The Lassalle Ranch (alternately LaSalle) in 1963.
According to Maggi Perkins (2010:46), the ranch that Frank Lassalle started established in 1890 "remained a working ranch into the early 1960s." (Today it's a
housing development; see map below.)
Describing this image, she writes that the ranch "was famous for its barbecues, with most of the food being prepared in the original beehive oven seen in the center of the photograph.
The orginal ranch house can be seen on the left, and the small building on the right was used as a wine cellar."
About Frank Lassalle
Frank Lassalle (alternately Lasalle) was born May 22, 1870, in France, as Francois Lassalle. He emigrated to the United States in 1890 and established a farm in Wiley
Canyon about that time. (There was a Lasalle who ran the meat market in the former Campton's General Store in Newhall around 1900, but we don't know if it's the same person.)
The 1910 U.S. Census for Newhall lists him as a self-employed farmer and shows he had two laborers
living with him at his ranch: Peter Sibus, 46, of France; and
Pedro Gutierrez, 20, of Spain. Sibus came over in 1907, Gutierrez in 1909. All were bachelors, at least in 1910.
But bachelorhood was not to last for Frank Lassalle. By 1920, he had a wife (Nathalie) and five daughters: Marie, 7; Francine, 5; Rosa, 4; Teresa, 2; and Anna L. (aka Lorraine A.), 2 months.

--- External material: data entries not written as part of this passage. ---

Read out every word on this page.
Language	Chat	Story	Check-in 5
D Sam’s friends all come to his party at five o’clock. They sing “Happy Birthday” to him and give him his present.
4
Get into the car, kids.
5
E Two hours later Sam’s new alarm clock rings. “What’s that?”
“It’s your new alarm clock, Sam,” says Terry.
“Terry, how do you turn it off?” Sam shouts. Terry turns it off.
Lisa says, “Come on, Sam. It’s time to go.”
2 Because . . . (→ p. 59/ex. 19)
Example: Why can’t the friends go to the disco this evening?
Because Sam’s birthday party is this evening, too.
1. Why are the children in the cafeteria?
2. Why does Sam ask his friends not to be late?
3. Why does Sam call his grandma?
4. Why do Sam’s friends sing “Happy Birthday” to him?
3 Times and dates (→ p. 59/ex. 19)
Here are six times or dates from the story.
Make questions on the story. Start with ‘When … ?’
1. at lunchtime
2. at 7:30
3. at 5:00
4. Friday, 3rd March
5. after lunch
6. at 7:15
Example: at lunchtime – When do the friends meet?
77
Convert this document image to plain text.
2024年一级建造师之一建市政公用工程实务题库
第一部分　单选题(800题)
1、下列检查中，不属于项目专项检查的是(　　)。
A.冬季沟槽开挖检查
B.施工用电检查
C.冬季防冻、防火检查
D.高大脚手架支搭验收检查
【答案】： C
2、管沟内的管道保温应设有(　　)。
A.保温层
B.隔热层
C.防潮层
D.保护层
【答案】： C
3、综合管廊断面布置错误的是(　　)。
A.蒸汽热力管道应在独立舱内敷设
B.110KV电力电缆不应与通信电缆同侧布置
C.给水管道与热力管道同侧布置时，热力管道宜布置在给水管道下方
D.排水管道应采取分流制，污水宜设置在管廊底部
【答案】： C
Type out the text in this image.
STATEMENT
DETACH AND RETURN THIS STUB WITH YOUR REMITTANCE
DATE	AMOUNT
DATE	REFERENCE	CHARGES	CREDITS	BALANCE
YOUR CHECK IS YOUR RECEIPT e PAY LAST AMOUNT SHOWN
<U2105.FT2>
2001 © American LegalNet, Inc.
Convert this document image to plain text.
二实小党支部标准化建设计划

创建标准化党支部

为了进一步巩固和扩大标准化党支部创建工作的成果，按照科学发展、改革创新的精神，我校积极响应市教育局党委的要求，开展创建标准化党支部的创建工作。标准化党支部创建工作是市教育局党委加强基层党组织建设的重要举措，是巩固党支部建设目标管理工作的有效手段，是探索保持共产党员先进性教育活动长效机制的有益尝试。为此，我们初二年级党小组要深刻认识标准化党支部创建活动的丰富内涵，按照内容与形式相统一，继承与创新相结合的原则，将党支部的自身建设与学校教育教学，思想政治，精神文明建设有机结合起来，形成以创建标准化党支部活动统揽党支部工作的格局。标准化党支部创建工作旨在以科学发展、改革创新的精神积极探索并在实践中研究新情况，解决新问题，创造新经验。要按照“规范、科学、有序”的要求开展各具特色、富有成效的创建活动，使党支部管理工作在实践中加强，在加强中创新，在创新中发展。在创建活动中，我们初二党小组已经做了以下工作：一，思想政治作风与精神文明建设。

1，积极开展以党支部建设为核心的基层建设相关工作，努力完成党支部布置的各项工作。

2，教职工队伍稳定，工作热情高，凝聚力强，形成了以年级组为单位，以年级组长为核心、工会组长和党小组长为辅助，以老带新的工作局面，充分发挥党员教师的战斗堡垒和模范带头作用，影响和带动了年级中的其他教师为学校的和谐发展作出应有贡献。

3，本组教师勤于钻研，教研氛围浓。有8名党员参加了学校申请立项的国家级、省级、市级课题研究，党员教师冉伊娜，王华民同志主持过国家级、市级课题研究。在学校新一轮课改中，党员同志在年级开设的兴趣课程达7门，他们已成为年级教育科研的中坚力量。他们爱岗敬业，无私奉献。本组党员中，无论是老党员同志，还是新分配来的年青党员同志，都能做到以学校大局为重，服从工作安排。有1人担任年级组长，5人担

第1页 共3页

By 1930 he had a sixth daughter, Marguerite.
Frank Lassalle died at age 78 on Dec. 2, 1948. He is buried at Calvary Cemetery, 4201 Whittier Blvd.,
Los Angeles., where Nathalie (1879-1959) also rests.
Today his grapes are gone, but Frank Lassalle's name lives on at Rancho La Salle, a gated tract of 25 homes built in 1979 along La Salle Canyon Drive, south of Calgrove Boulevard, on a section of
Lassalle's ranch.
Genealogical research by Tricia Lemon Putnam.